Description
A low calorie spinach and mushroom omelette packed with protein and fresh vegetables. A light, healthy breakfast ready in 15 minutes.
Ingredients
- 3 large eggs
- 1 tablespoon milk
- 1/4 teaspoon kosher salt, divided
- 1/8 teaspoon black pepper, divided
- 1 teaspoon olive oil
- 1 cup sliced mushrooms
- 1 cup fresh baby spinach
- 1 tablespoon chopped fresh parsley
Instructions
- In a small bowl, whisk together eggs, milk, 1/8 teaspoon salt, and 1/16 teaspoon black pepper until well combined and slightly frothy.
- Heat olive oil in a nonstick skillet over medium heat. Add sliced mushrooms and cook for 3 to 4 minutes until softened and lightly golden.
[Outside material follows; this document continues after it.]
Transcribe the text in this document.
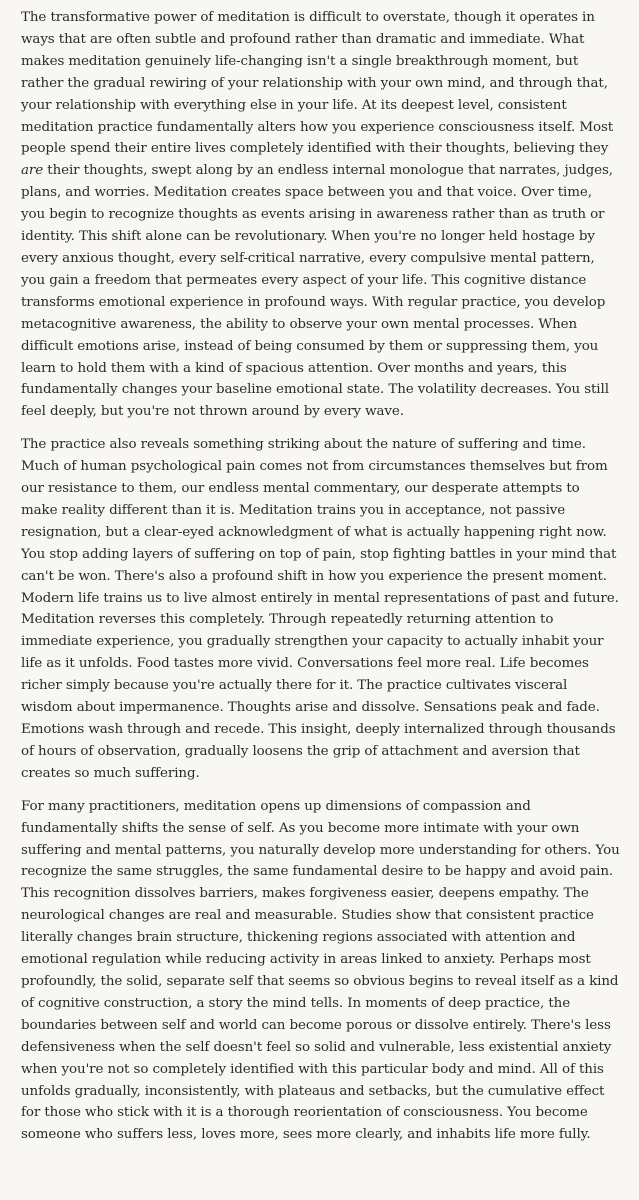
The transformative power of meditation is difficult to overstate, though it operates in ways that are often subtle and profound rather than dramatic and immediate. What makes meditation genuinely life-changing isn't a single breakthrough moment, but rather the gradual rewiring of your relationship with your own mind, and through that, your relationship with everything else in your life. At its deepest level, consistent meditation practice fundamentally alters how you experience consciousness itself. Most people spend their entire lives completely identified with their thoughts, believing they are their thoughts, swept along by an endless internal monologue that narrates, judges, plans, and worries. Meditation creates space between you and that voice. Over time, you begin to recognize thoughts as events arising in awareness rather than as truth or identity. This shift alone can be revolutionary. When you're no longer held hostage by every anxious thought, every self-critical narrative, every compulsive mental pattern, you gain a freedom that permeates every aspect of your life. This cognitive distance transforms emotional experience in profound ways. With regular practice, you develop metacognitive awareness, the ability to observe your own mental processes. When difficult emotions arise, instead of being consumed by them or suppressing them, you learn to hold them with a kind of spacious attention. Over months and years, this fundamentally changes your baseline emotional state. The volatility decreases. You still feel deeply, but you're not thrown around by every wave.

The practice also reveals something striking about the nature of suffering and time. Much of human psychological pain comes not from circumstances themselves but from our resistance to them, our endless mental commentary, our desperate attempts to make reality different than it is. Meditation trains you in acceptance, not passive resignation, but a clear-eyed acknowledgment of what is actually happening right now. You stop adding layers of suffering on top of pain, stop fighting battles in your mind that can't be won. There's also a profound shift in how you experience the present moment. Modern life trains us to live almost entirely in mental representations of past and future. Meditation reverses this completely. Through repeatedly returning attention to immediate experience, you gradually strengthen your capacity to actually inhabit your life as it unfolds. Food tastes more vivid. Conversations feel more real. Life becomes richer simply because you're actually there for it. The practice cultivates visceral wisdom about impermanence. Thoughts arise and dissolve. Sensations peak and fade. Emotions wash through and recede. This insight, deeply internalized through thousands of hours of observation, gradually loosens the grip of attachment and aversion that creates so much suffering.

For many practitioners, meditation opens up dimensions of compassion and fundamentally shifts the sense of self. As you become more intimate with your own suffering and mental patterns, you naturally develop more understanding for others. You recognize the same struggles, the same fundamental desire to be happy and avoid pain. This recognition dissolves barriers, makes forgiveness easier, deepens empathy. The neurological changes are real and measurable. Studies show that consistent practice literally changes brain structure, thickening regions associated with attention and emotional regulation while reducing activity in areas linked to anxiety. Perhaps most profoundly, the solid, separate self that seems so obvious begins to reveal itself as a kind of cognitive construction, a story the mind tells. In moments of deep practice, the boundaries between self and world can become porous or dissolve entirely. There's less defensiveness when the self doesn't feel so solid and vulnerable, less existential anxiety when you're not so completely identified with this particular body and mind. All of this unfolds gradually, inconsistently, with plateaus and setbacks, but the cumulative effect for those who stick with it is a thorough reorientation of consciousness. You become someone who suffers less, loves more, sees more clearly, and inhabits life more fully.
Sprinkle with remaining 1/8 teaspoon salt and 1/16 teaspoon black pepper.
- Add fresh spinach to the skillet and cook for 30 to 60 seconds until just wilted. Spread the vegetables evenly across the pan.
- Reduce heat to medium low. Pour the egg mixture evenly over the vegetables.
- Let the eggs cook undisturbed for 1 to 2 minutes until the edges begin to set.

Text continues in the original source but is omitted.